Als ich nichts mehr sagte, fuhr Fynn weiter: „Habe ich mich klar ausgedrückt, Cierra?! Du bringst dich nur in Gefahr, wenn du blindlings deine Rache suchst und sie dir holen willst! Das alles braucht Zeit, nicht einen dahingekritzelten Plan ohne irgendwelche Überlegungen! Es geht bei den Red Moons nicht nur um dich, vergiss das nicht! Hast du das verstanden?!"

Ich schaute zur Seite und weigerte mich, ihm eine Antwort zu liefern. Wenn er sich so benahm verdiente er meine Worte gar nicht.

Fynn ergriff grob meine Schultern, drehte mich zu ihm und zwang mich, seinem Blick standzuhalten, als er erneut fragte: „Hast du das verstanden?"

Ich seufzte, liess meine Arme hängen und sagte unterwürfig, weil mir keine andere Wahl blieb: „Ja, das hab ich, bist du jetzt zufrieden?"

„Ja, das bin ich, du hättest dich sonst nur unnötig in Gefahr gebracht," Fynn nahm mich kurz in seine Arme, drückte mich an sich und küsste meine Stirn, „ich seh dich später, ok?"
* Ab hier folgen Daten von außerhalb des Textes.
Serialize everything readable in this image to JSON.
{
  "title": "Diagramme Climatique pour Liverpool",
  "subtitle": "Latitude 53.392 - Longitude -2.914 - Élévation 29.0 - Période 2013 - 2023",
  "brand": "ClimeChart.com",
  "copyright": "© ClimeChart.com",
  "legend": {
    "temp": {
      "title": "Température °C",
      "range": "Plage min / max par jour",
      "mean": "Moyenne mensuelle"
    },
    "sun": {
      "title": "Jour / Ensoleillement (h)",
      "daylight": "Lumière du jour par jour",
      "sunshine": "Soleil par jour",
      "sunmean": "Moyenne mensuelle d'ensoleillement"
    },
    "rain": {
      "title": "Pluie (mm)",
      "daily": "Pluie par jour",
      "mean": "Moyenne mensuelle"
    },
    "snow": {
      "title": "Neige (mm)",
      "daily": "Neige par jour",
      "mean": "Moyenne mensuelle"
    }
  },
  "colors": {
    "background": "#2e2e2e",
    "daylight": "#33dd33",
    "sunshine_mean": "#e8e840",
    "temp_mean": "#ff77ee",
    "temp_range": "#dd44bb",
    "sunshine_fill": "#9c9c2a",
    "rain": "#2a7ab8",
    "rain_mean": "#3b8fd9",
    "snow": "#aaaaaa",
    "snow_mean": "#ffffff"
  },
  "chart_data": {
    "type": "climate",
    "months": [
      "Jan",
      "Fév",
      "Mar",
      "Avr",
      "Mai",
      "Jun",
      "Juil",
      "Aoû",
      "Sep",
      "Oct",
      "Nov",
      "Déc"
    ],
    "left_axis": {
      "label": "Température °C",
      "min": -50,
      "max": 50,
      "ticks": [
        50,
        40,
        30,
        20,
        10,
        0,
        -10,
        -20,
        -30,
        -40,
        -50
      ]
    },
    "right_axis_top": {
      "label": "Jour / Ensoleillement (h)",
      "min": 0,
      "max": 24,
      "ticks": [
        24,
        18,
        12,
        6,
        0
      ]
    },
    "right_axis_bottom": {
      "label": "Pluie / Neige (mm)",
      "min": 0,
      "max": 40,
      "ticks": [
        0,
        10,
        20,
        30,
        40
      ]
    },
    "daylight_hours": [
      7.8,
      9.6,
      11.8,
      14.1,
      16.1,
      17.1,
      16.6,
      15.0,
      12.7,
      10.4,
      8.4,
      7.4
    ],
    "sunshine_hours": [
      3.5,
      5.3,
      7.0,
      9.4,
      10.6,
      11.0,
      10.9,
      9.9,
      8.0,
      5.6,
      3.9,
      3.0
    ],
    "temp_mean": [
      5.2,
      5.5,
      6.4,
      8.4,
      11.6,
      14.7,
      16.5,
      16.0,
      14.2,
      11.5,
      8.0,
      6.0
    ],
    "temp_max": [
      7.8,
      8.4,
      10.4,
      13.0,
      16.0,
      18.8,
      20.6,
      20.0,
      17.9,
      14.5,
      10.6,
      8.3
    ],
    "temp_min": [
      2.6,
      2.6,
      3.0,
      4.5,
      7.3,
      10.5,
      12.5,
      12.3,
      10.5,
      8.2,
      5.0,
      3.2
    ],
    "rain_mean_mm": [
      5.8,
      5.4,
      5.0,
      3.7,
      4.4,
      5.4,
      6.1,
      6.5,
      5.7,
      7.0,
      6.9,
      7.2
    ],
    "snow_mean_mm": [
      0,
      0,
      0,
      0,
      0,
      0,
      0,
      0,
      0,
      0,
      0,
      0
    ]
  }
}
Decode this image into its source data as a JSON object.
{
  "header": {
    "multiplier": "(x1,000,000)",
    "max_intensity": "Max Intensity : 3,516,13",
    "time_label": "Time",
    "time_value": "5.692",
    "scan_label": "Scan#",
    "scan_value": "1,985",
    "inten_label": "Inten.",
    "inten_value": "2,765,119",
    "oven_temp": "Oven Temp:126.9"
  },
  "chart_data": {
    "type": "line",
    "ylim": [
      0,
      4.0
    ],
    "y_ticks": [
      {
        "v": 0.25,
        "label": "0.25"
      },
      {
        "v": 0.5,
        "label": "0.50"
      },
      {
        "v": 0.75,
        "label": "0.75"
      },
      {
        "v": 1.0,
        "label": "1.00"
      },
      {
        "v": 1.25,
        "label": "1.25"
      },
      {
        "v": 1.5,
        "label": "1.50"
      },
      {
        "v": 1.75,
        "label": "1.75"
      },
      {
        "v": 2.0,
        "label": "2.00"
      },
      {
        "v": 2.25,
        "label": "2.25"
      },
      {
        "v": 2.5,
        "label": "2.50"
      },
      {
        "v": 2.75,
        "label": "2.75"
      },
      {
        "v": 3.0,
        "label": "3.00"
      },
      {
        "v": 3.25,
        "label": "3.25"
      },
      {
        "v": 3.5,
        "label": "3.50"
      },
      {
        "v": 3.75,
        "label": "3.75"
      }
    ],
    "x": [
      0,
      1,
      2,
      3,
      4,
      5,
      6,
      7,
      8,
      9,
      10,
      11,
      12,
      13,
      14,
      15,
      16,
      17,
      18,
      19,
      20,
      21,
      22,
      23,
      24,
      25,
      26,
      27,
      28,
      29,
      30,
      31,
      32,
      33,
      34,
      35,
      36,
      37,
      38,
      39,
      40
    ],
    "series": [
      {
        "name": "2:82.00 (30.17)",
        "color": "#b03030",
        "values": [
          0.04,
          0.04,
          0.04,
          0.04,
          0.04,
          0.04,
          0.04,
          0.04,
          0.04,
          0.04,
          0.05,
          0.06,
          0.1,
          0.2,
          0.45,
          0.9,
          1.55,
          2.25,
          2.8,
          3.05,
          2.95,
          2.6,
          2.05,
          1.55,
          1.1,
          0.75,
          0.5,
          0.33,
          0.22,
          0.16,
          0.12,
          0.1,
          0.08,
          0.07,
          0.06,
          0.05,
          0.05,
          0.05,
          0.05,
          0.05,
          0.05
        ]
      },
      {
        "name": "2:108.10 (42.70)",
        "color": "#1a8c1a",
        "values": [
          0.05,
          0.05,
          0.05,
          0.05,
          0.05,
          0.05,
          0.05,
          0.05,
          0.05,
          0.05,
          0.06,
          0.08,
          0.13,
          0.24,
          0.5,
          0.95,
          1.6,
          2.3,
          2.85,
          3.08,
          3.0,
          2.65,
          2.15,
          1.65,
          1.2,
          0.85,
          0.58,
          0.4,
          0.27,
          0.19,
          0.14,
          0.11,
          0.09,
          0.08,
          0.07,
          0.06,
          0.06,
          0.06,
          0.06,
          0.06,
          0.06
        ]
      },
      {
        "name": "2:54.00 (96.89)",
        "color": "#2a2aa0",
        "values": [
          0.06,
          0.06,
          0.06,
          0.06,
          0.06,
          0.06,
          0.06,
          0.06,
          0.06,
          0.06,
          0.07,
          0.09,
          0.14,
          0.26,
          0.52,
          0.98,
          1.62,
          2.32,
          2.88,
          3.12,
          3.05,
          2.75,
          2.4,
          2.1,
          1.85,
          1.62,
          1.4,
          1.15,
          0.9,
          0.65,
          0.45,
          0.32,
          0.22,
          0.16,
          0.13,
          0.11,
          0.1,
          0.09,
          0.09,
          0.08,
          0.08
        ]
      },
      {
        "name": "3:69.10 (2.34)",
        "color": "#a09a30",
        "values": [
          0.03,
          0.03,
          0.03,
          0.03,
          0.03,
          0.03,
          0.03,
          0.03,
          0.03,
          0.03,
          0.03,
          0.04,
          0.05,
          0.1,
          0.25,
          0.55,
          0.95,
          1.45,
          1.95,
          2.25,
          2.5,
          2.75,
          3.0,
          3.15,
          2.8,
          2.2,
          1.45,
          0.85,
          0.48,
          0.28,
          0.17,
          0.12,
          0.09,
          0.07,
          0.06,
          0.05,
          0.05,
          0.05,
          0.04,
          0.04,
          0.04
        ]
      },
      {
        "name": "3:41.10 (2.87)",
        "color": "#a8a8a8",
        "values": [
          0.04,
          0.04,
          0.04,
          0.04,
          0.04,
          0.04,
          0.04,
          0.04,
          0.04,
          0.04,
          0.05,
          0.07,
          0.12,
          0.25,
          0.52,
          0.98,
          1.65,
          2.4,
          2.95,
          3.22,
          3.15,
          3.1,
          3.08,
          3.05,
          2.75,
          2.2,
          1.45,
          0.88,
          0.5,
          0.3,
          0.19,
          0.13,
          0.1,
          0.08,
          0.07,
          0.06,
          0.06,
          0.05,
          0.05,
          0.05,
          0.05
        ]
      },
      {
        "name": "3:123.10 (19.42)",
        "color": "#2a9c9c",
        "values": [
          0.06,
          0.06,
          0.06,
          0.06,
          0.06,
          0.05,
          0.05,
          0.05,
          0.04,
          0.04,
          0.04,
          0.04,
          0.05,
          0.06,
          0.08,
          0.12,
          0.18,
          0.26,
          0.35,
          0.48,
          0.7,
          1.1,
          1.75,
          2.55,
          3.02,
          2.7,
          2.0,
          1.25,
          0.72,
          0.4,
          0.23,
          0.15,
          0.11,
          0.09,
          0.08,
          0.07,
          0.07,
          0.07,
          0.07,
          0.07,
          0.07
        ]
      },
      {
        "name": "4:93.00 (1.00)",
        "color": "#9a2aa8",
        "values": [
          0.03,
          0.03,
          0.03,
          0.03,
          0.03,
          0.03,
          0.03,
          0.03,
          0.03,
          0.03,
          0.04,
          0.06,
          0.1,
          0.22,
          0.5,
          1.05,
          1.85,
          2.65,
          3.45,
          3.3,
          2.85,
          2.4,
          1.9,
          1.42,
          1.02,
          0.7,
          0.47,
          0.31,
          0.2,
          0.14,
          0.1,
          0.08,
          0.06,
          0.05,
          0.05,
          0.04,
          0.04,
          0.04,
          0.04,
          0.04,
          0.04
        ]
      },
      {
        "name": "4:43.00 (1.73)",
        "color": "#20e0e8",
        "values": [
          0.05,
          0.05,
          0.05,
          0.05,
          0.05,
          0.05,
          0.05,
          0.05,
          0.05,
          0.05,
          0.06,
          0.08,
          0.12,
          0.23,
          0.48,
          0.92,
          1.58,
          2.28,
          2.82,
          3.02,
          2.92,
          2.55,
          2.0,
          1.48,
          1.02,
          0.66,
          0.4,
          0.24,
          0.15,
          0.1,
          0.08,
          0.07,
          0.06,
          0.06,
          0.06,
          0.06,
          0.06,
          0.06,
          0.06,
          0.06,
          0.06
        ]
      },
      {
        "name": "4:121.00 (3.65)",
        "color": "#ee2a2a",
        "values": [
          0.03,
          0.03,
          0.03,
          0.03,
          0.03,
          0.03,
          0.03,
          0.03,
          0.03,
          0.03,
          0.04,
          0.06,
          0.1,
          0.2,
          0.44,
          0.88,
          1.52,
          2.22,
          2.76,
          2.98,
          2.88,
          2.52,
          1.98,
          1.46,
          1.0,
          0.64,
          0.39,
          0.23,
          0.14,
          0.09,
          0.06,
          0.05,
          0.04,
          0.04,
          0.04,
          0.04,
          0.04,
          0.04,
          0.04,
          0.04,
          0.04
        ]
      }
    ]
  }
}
„Meinetwegen," murmelte ich, als er langsam aufstand, sich eine Hose und ein Shirt überzog und den Raum verliess, um irgendwelche Dinge zu erledigen. Er würde wieder einmal für eine Weile verschwinden, was mich gar nicht störte, denn ich konnte ein wenig Abstand von ihm gerade gut gebrauchen.

Seit wann war er der Vernünftigere von uns beiden geworden? Wahrscheinlich seit dem Moment, in dem meine Mutter ermordet worden war, das musste es sein.

Ich wollte Rache, das war klar, ich konnte das alles nicht einfach unbestraft lassen, denn die Polizei würde den Mörder mit Sicherheit nicht finden.

Aber ich - ich konnte es, und was noch wichtiger war, ich würde es auch tun.

Ob das Fynn nun gefiel, oder nicht, war mir egal. Was er nicht weiss, macht ihn nicht heiss, wie man so schön sagt.

Ich ging kurz Duschen und zog mir meine neuen Sportsachen an, die ich mir gekauft hatte. In den letzten Tagen hatte ich mich lange mit meinen Finanzen beschäftigt, mit der Ausräumung der Wohnung meiner Mutter und mir und dem Erbe meines Vaters. Da nun niemand mehr da war, um mir damit zu helfen, war das alles an mir hängen geblieben.

Jedenfalls, noch endlosen Stunden des Telefonierens, Organisierens und Unterschreibens war nun klar, dass ich offiziell eine Menge Geld besass, und mit einer Menge meine ich eine riesige Menge.

Mehrere Millionen, um genauer zu sein.

Wie mein Vater an all dieses Geld gekommen war, wollte ich lieber nicht wissen, sauber und ehrlich hatte er es sich bestimmt nicht verdient. Vielleicht suchten die Anacondas auch danach, wenn ich es mir so überlegte. Vielleicht hatte mein Vater das Geld gestohlen, zugetraut hätte ich es ihm.

Als ich unseren kleinen Fitnessraum betrat war ich ganz alleine, gut so, ich hätte sowieso keine Gesellschaft gewollt. Ich wollte bloss auf einen Box-Sack einschlagen, das war das, was ich gerade brauchte.

Ich brachte mich in Position und fing an, den Box-Sack mit meinen Füssen ein paar kräftige Hiebe zu verpassen, denn mit den Armen ging es noch nicht so gut, meine Schulter hatte sich noch nicht vollständig erholt und ich konnte sie nicht gut bewegen, jedenfalls noch nicht so gut, wie ich wollte.

Während ich Sport machte, war es mir möglich, meinen Kopf auszuschalten und mich nur auf meinen Körper zu konzentrieren, auf meinen Atem, auf meine Bewegungen, auf alles, ausser auf das, was mich innerlich beschäftigte.

Ich war frei - wenigstens für eine kurze Zeit.

Ich war nicht mehr Cierra, das neue Mitglied der Red Moons, die ihre beiden Eltern wegen den Anacondas verloren hatte....Ich war einfach nur ein Mädchen, dass auf einen Box-Sack einschlug und sich gut fühlte.